Department of Obstetrics and Gynecology, University of Michigan, Ann Arbor, MI 48109, USA Department of Anesthesiology, Chronic Pain and Fatigue Research Center, University of Michigan, Ann Arbor, MI 48109, USA Athinoula A. Martinos Center for Biomedical Imaging, Department of Radiology, Massachusetts General Hospital, Charlestown, MA 02129, USA Department of Neurology, University of Tübingen, Tübingen 07071, Germany.
Pain. 2012 May;153(5):1006-1014. doi: 10.1016/j.pain.2012.01.032. Epub 2012 Mar 2.
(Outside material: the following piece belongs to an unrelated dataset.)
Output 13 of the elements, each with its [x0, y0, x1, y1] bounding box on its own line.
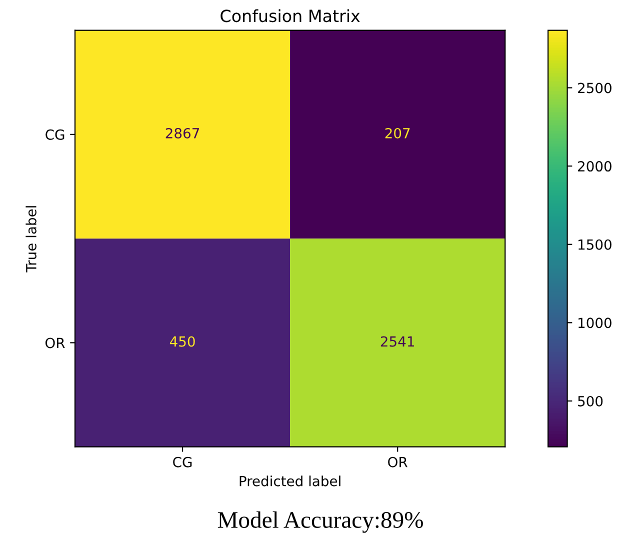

Chronic pelvic pain (CPP) is a highly prevalent pain condition, estimated to affect 15%-20% of women in the United States. Endometriosis is often associated with CPP, however, other factors, such as preexisting or concomitant changes of the central pain system, might contribute to the development of chronic pain. We applied voxel-based morphometry to determine whether women with CPP with and without endometriosis display changes in brain morphology in regions known to be involved in pain processing. Four subgroups of women participated: 17 with endometriosis and CPP, 15 with endometriosis without CPP, 6 with CPP without endometriosis, and 23 healthy controls. All patients with endometriosis and/or CPP were surgically confirmed. Relative to controls, women with endometriosis-associated CPP displayed decreased gray matter volume in brain regions involved in pain perception, including the left thalamus, left cingulate gyrus, right putamen, and right insula. Women with CPP without endometriosis also showed decreases in gray matter volume in the left thalamus. Such decreases were not observed in patients with endometriosis who had no CPP. We conclude that CPP is associated with changes in regional gray matter volume within the central pain system. Although endometriosis may be an important risk factor for the development of CPP, acting as a cyclic source of peripheral nociceptive input, our data support the notion that changes in the central pain system also play an important role in the development of chronic pain, regardless of the presence of endometriosis.
慢性盆腔疼痛(CPP)是一种常见的疼痛病症,据估计,美国有 15%-20%的女性受到影响。子宫内膜异位症常与 CPP 相关,但其他因素,如预先存在或同时发生的中枢疼痛系统变化,也可能导致慢性疼痛的发展。我们应用体素形态计量学来确定患有 CPP 的女性(无论是否患有子宫内膜异位症)是否在已知参与疼痛处理的区域存在脑形态变化。共有四个亚组的女性参与了研究:17 名患有子宫内膜异位症和 CPP 的女性、15 名患有子宫内膜异位症但无 CPP 的女性、6 名患有 CPP 但无子宫内膜异位症的女性和 23 名健康对照组。所有患有子宫内膜异位症和/或 CPP 的患者均经手术证实。与对照组相比,患有子宫内膜异位症相关 CPP 的女性在涉及疼痛感知的大脑区域中显示出灰质体积减少,包括左丘脑、左扣带回、右壳核和右岛叶。没有子宫内膜异位症但患有 CPP 的女性也表现出左丘脑灰质体积减少。在没有 CPP 的子宫内膜异位症患者中未观察到这种减少。我们得出结论,CPP 与中枢疼痛系统内的区域灰质体积变化有关。虽然子宫内膜异位症可能是 CPP 发展的一个重要危险因素,作为周期性外周伤害性传入的来源,但我们的数据支持这样一种观点,即中枢疼痛系统的变化也在慢性疼痛的发展中起着重要作用,而不论是否存在子宫内膜异位症。